Drew Harris defends decision to investigate garda who lent bike to elderly man during covid

Garda Commissioner Drew Harris old the Public Accounts Committee: 'The problem is all the facts as they were initially known are not in the public domain.'

Garda Commissioner Drew Harris has defended a decision to investigate a garda in the midlands for lending a bicycle from Garda stores to a pensioner, saying not all the facts are in the public domain.

Mr Harris said he could not agree with the criticism of the Garda Representative Association (GRA) that the decision to conduct a disciplinary process on the garda sergeant based in the midlands “lacked common sense and proportionality”.

The sergeant in question had loaned a 70-year-old man the bicycle from the Garda Property and Exhibits Management System (Pems) at the beginning of the covid pandemic to help the man exercise in order to alleviate a risk to his health from blood clots.

In doing so, he had failed to file the necessary paperwork, an issue which eventually led to his suspension for three years and his house being searched by the Garda National Bureau of Criminal Investigation.

The Director of Public Prosecutions eventually decided the garda sergeant had no case to answer. However, he remained on suspension for a further two years while the case worked its way through the gardaí’s internal disciplinary system.

Under questioning from Fine Gael’s Alan Dillon at the Public Accounts Committee, Mr Harris said: “No, I don’t agree” when the issue of proportionality of response in the case was put to him.

“The problem is all the facts as they were initially known are not in the public domain,” he said, adding it was “absolutely essential” the “integrity” of the Pems system be maintained.

“The Pems system contains literally thousands of pieces of property and exhibits,” he said, including “a huge amount of cash, a huge amount of drugs, firearms”.

He said the importance of the system was underlined by its having been "put in place at huge expense” and linked to the Garda Pulse system to ensure the “continuity of evidence and the security of property that comes into our possession”.

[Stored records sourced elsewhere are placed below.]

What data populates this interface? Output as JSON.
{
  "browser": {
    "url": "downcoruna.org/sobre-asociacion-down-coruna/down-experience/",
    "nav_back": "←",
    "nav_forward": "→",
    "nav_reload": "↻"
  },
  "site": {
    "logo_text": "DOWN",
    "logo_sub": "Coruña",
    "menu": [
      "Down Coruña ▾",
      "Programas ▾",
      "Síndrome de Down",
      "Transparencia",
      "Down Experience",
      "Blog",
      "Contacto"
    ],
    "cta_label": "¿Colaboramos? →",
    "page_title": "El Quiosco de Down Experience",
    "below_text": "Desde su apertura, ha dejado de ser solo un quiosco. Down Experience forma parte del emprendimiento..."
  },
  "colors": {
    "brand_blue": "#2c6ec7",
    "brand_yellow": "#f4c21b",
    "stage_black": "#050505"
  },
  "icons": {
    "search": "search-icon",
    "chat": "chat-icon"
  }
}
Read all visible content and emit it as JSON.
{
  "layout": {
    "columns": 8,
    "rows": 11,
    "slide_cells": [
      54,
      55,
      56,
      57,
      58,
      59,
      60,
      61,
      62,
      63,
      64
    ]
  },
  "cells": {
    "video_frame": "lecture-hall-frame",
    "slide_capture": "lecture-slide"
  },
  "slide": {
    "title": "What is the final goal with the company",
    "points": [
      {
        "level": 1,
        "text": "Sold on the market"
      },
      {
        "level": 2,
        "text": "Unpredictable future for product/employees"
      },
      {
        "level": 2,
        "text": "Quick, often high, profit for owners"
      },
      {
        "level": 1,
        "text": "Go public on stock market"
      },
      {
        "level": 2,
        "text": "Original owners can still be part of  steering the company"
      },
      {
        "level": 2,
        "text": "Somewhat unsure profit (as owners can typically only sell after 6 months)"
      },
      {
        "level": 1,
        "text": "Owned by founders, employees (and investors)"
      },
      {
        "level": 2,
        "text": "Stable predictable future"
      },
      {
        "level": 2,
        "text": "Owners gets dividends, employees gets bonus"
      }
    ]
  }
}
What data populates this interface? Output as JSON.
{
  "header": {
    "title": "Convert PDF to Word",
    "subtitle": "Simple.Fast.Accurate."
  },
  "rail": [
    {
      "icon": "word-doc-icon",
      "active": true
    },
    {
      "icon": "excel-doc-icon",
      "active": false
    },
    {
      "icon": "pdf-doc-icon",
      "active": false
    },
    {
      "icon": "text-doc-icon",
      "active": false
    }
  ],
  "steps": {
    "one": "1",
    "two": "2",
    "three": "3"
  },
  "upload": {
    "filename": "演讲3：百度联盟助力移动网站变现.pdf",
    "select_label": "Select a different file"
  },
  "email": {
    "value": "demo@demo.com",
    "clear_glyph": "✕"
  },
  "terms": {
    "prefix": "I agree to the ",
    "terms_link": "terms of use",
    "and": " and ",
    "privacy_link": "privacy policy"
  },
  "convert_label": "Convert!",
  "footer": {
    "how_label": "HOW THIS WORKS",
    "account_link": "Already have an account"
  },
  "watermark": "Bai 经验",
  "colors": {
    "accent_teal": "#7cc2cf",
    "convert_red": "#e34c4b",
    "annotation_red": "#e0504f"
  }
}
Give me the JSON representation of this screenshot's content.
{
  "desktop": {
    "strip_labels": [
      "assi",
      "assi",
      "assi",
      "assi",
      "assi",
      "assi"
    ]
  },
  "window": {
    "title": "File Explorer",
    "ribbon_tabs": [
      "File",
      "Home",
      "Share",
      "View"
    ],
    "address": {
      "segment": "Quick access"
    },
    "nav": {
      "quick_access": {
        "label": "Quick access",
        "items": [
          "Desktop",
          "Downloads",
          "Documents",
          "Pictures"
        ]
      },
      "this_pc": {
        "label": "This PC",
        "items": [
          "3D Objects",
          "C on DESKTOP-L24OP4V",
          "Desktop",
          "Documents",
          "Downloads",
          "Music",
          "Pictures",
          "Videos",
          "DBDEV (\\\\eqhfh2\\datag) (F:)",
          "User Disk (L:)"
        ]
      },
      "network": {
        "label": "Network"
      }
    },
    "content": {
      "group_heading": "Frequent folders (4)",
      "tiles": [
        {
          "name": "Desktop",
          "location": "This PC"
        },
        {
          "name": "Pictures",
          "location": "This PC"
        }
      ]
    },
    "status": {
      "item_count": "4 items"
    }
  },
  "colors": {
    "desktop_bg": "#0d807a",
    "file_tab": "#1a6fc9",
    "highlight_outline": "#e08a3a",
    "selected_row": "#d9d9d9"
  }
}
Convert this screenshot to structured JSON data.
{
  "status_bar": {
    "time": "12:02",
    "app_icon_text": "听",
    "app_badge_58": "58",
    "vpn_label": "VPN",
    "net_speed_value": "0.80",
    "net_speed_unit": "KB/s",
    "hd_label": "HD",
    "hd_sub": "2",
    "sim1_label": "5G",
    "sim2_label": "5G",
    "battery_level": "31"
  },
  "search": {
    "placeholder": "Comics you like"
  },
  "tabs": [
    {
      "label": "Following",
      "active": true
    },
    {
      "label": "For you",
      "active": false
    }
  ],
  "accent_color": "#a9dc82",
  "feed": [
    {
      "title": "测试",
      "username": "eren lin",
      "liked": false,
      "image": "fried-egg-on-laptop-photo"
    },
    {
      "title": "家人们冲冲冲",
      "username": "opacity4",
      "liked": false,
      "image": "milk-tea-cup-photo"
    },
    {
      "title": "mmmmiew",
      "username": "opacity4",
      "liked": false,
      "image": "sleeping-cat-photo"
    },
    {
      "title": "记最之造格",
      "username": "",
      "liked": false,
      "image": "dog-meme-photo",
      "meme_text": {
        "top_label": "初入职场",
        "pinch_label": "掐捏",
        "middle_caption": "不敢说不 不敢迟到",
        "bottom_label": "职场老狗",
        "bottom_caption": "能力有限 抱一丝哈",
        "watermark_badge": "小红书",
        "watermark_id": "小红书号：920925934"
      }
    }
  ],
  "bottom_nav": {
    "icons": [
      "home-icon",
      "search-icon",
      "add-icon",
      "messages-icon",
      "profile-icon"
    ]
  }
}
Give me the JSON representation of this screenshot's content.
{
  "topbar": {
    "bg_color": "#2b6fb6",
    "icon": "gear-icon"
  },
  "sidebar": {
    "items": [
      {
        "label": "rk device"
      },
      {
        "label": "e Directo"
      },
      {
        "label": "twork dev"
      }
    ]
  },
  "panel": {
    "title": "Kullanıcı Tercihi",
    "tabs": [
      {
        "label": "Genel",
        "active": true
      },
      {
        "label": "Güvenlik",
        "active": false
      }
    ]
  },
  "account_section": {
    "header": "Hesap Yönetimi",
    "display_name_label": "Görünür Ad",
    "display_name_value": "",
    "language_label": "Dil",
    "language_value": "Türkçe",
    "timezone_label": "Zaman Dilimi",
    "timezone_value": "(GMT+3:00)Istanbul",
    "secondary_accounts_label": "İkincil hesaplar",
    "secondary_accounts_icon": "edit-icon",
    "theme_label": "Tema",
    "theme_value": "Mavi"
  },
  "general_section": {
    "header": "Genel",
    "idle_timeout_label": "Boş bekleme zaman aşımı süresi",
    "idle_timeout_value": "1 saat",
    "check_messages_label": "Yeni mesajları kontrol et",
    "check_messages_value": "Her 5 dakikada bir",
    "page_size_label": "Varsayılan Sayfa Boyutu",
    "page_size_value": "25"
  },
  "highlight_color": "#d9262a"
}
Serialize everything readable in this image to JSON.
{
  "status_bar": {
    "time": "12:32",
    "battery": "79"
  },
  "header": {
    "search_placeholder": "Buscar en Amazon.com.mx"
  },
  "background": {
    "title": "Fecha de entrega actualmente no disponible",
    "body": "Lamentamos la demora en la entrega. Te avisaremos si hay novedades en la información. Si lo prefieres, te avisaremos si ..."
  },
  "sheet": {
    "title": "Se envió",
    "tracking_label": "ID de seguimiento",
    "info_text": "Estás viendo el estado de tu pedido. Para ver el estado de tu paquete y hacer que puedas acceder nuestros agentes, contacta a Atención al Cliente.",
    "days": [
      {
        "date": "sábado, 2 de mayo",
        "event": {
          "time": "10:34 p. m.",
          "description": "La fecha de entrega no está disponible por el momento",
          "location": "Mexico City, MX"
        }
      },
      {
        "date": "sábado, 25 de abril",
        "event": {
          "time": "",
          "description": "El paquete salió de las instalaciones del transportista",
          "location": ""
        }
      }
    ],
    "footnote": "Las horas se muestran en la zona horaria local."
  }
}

Mr Harris said there was a “very clear policy” with regard to how items within the Pems are to be handled and bicycles were “specifically” discussed within same.

“I’m not quite sure what a common sense approach is, if you resile yourself that you won’t be taking care of the property in your possession,” the commissioner said. 

Of the prosecution he said: “I saw the rationale for why that was done and that it was done.”

Later, the Garda Representative Association issued a statement welcoming the fact its member has returned to full duties as of Thursday. 

"We believe the process has fully vindicated our member and endorsed the integrity of his actions and decision making," it said. "However, the Commissioner's comments today before the Public Accounts Committee has done little to diffuse the anger and disillusionment felt by both the member concerned and his family and colleagues within An Garda Síochána over the entire matter.

"On a day that should be about acknowledging the finding of no wrongdoing and restoring the dignity and reputation of this member, the Garda Commissioner has chosen to make comments that had the potential to cast a doubt over that reputation.

"We believe that instead of making comments which could be interpreted as questioning those findings, the Commissioner should have perhaps conceded that this entire investigation was in part mishandled, escalated and then drawn out beyond normal comprehension."

Recruitment struggle

Addressing the gardaí’s struggle to bolster their numbers, the commissioner bemoaned the covid crisis, which he said had prevented the employment of 1,500 members.

He said An Garda Síochána had “lost the opportunity” to recruit those gardaí due to the “public safety restrictions on educational establishments including the Garda College in place at the time”.

Garda numbers have been largely static for some time, despite the force’s current budget being the largest it has ever had, with the recruitment crisis coming to national prominence amid multiple jarring instances of anti-social behaviour seen in Dublin across 2023, culminating in the riots last November.

Discussing the riots, Mr Harris said the Garda response had been “to use a sporting analogy, one of scramble defence”.

He said the force was “already better prepared” to deal with such incidents in future however.